Legislative Commission on Pensions and Retirement

Supplemental Information on H.F. 3606

TO: Members of the Legislative Commission on Pensions and Retirement

FROM: Susan Lenczewski, Executive Director

RE: Supplemental Information on H.F. 3606 (Erhardt); S.F. xxxx: MSRS; Individual Legislation Permitting Service Credit Transfer from MSRS-General to MSRS-Correctional

DATE: April 12, 2016

H.F. 3606 (Erhardt) was considered by the Pension Commission at its meeting on April 5, 2016. At that meeting, questions were raised by Commission members regarding the precedential effect of a decision to approve the legislation and the factual record as to whether the Minnesota State Retirement System (MSRS), the Department of Corrections (DOC), or Mr. Daniel Ahlness committed error. Determining whether an error occurred and who or what entity was responsible for the error is important because the imposition of the non-employee cost depends on which entity, if any, committed error. If this case, either the DOC will have to pay or MSRS will have to absorb approximately $33,000, if the bill becomes law and Mr. Ahlness makes his payment.

Precedential Effect

Both MSRS and the DOC are concerned with the precedential effect if the Commission approves the bill. Many of the DOC employees affected by the expansion of coverage under the MSRS-Correctional Plan in 1996 are reaching retirement age or have already begun to receive pensions. As these individuals review their pension benefit and compare with others, it can be expected that they will be watching the outcome of the decision of the Commission as to Mr. Ahlness.

With regard to past precedent, there was legislation introduced by then-Representative Goodwin in 2001 that would have provided for the transfer of service from MSRS-General to MSRS-Correctional for one individual. The Commission file on this bill does not provide enough facts to know whether the circumstances of the DOC employee at issue in 2001 were similar to Mr. Ahlness' circumstances. In 2001, the Commission took no action on that bill, along with three other bills dealing with MSRS-Correctional Plan members.

Assessing Error and Responsible Party

Proving the absence of notice with records that are nearly 20 years old and may be incomplete, at best, is a difficult, if not impossible, task. The facts are not yet clear as to:

Commission staff is aware of the following:

  1. In 1996, the MSRS-Correctional Plan membership was increased by more than 400 State employees by virtue of the inclusion of additional employment classifications which were certified by the Department of Corrections or the Department of Human Services as having at least 75 percent inmate contact.
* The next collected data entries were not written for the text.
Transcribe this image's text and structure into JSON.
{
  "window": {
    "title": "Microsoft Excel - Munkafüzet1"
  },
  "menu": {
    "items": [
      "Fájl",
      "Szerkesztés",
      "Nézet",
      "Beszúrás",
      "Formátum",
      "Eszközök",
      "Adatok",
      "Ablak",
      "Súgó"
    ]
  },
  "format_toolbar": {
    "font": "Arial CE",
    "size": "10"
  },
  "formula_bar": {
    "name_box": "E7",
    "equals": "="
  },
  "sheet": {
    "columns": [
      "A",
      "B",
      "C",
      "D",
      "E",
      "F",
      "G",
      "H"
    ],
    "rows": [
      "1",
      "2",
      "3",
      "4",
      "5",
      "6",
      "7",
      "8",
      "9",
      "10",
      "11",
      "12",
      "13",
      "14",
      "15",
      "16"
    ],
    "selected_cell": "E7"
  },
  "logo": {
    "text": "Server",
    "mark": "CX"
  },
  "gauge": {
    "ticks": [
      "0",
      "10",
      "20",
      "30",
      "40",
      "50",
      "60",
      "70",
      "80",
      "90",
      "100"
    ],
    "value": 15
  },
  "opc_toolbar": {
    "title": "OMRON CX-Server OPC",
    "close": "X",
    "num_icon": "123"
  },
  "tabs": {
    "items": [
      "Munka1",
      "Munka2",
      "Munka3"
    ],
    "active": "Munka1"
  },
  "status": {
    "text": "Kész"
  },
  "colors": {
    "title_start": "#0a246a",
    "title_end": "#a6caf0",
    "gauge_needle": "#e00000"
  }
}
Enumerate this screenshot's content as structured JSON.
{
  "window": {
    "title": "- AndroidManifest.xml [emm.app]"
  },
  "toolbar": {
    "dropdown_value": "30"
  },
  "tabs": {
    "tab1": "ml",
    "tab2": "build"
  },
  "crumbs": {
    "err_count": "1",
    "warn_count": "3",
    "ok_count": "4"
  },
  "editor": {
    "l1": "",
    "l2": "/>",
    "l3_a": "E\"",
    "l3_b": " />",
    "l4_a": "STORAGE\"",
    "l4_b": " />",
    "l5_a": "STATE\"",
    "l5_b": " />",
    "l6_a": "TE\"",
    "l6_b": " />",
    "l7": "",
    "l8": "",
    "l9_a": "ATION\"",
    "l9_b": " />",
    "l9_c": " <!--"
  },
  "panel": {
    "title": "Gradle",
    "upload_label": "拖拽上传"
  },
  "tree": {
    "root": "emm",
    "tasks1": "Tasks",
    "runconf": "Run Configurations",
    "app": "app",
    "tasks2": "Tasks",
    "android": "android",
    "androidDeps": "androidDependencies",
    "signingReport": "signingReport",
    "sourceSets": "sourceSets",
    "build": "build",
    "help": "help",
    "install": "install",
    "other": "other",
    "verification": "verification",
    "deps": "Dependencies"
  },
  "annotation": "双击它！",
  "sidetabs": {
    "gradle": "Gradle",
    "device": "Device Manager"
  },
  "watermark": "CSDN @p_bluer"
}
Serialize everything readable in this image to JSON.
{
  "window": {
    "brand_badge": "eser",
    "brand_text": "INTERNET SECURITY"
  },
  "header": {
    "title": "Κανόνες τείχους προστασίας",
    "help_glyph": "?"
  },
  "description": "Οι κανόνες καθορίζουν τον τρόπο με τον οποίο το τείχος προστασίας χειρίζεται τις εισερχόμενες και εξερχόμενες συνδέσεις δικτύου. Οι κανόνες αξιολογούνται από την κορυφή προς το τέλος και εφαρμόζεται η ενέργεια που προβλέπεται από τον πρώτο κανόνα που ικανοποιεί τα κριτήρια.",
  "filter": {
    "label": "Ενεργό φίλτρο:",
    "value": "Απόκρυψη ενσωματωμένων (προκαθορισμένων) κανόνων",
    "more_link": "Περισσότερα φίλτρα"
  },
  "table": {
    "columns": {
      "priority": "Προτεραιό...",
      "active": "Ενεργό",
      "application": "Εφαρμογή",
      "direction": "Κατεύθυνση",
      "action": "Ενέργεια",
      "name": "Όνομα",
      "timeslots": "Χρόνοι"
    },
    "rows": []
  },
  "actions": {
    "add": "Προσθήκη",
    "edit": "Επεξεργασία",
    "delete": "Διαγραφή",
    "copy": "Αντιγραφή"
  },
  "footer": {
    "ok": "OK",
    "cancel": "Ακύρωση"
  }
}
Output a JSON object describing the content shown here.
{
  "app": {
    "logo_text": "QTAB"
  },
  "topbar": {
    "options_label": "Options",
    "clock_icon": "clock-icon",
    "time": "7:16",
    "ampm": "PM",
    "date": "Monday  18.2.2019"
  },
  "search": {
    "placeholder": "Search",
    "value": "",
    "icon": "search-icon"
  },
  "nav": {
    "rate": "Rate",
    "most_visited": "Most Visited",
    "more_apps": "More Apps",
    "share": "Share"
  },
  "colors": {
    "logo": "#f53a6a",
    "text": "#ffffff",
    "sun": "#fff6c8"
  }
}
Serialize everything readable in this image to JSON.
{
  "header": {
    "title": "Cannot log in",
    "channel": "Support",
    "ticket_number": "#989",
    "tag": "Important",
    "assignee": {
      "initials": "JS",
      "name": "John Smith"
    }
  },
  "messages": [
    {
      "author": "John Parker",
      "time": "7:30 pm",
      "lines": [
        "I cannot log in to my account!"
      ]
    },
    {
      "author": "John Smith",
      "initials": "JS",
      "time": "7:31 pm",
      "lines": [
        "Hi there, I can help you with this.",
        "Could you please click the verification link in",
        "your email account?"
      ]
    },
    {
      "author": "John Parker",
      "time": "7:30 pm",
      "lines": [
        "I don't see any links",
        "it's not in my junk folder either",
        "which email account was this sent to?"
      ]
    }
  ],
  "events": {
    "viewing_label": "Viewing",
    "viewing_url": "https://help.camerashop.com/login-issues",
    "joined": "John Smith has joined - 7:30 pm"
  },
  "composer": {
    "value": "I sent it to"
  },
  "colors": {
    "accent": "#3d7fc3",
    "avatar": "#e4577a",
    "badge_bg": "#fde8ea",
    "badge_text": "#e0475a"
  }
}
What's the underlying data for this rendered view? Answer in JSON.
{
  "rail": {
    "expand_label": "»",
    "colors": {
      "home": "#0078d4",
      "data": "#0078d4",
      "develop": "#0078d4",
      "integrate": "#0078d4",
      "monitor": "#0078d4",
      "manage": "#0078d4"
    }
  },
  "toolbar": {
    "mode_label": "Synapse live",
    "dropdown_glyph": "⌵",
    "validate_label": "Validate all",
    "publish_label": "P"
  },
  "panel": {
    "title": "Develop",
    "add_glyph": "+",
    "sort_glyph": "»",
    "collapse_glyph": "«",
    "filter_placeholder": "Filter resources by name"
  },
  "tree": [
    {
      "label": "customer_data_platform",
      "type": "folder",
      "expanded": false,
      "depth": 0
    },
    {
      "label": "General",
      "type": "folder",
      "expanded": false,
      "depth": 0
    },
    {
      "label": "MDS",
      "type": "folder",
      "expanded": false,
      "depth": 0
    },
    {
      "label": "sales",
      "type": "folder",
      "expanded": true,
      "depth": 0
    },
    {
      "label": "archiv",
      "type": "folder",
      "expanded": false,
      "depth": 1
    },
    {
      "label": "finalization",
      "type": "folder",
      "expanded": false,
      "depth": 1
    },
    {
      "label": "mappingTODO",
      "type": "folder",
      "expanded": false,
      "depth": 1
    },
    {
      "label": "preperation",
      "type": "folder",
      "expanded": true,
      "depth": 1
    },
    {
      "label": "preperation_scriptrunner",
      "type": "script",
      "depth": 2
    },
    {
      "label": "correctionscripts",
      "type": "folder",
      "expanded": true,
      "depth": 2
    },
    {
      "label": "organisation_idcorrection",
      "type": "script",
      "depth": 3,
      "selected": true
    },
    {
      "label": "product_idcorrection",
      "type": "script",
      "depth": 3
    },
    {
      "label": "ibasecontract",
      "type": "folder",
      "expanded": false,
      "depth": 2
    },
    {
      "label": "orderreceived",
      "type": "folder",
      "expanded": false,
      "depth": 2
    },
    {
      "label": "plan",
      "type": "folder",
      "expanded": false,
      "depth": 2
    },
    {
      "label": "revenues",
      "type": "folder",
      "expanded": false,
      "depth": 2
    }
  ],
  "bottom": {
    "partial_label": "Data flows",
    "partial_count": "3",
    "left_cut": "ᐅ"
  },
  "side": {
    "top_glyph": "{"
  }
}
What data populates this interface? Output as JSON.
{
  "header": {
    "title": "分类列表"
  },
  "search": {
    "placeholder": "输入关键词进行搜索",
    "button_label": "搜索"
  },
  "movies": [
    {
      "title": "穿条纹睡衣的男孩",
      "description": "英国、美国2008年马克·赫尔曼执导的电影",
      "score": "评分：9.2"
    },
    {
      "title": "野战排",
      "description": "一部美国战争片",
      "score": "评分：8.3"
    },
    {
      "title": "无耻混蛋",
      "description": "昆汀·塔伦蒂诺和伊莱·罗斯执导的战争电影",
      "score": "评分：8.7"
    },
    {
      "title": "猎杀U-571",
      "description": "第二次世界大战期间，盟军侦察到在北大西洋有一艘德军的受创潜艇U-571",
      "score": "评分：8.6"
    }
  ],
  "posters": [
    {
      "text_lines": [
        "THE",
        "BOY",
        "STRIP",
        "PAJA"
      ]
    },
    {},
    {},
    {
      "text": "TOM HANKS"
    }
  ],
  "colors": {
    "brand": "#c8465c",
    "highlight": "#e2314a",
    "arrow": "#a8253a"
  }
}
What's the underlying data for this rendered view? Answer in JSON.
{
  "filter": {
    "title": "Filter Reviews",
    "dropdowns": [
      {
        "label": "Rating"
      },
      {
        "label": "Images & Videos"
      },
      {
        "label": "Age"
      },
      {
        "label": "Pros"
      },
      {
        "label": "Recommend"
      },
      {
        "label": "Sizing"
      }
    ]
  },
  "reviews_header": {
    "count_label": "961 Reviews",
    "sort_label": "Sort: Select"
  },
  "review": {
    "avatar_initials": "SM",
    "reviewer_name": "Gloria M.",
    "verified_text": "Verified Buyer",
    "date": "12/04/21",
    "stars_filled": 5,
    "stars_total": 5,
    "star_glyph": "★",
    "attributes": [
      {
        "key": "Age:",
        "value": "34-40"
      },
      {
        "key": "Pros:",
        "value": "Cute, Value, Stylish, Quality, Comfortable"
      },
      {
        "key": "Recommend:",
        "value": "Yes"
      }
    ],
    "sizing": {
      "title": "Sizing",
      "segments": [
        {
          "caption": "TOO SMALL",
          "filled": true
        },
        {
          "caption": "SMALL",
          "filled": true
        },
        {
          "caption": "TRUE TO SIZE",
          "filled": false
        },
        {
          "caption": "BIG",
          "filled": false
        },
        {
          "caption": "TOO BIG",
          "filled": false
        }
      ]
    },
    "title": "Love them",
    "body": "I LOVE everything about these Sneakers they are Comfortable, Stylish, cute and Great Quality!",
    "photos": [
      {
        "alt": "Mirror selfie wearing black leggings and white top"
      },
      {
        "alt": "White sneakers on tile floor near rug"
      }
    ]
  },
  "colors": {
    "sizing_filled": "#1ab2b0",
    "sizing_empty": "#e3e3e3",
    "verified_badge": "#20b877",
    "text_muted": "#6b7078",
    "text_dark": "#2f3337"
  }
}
The affected employees were allowed to retain their prior MSRS-General or Teachers Retirement Association (TRA) retirement coverage if they so desired. For State employees newly included in MSRS-Correctional, an option was provided to transfer prior State employment service to the plan if there were no breaks in the prior service of more than 180 days and the prior service was comparable to service eligible for MSRS-Correctional coverage. To transfer the service, the State employee had to contribute in a lump sum the difference, for the period of service, between the employee contribution that would have been made to MSRS-Correctional and the employee contribution made to the prior plan, plus six percent interest. For those individuals transferring past coverage, assets representing the funded portion of the present value of the benefits earned to date were transferred from TRA or MSRS-General, as applicable, to MSRS-Correctional.
  2. By statute, affected employees were given until June 30, 1999, to elect the service transfer and make the payment.
  3. At some point after 1996 and before the June 30th deadline, the various DOC facilities sent MSRS lists of employees who may have past service that qualified for the service transfer (position was eligible and individual had the requisite inmate contact).
    1. MSRS has copies of these lists, but is not able to locate Mr. Ahlness' name on these lists.
    2. DOC does not have copies of these lists.
  4. MSRS sent employees identified on these lists a letter that attached a form called "Request to Buy Back Service Eligible Under the Correctional Plan." If the employee wanted to buy back service, he or she had to obtain the signature of the DOC that the employee's position was eligible for transfer to Correctional Plan coverage. The employee would then return the form, signed by the employee and the DOC, to MSRS. The employee then had to make a payment to MSRS to have the service transferred.
    1. None of the employee files at DOC for these employees contain a copy of the MSRS request form, either signed by DOC or unsigned.
    2. MSRS has records in employee files showing whether the employee was certified by DOC and whether the employee made the payment. Some certified employees made the payment, others did not.
  5. The files for Mr. Ahlness at MSRS or DOC do not contain a copy of the MSRS request form, signed or unsigned.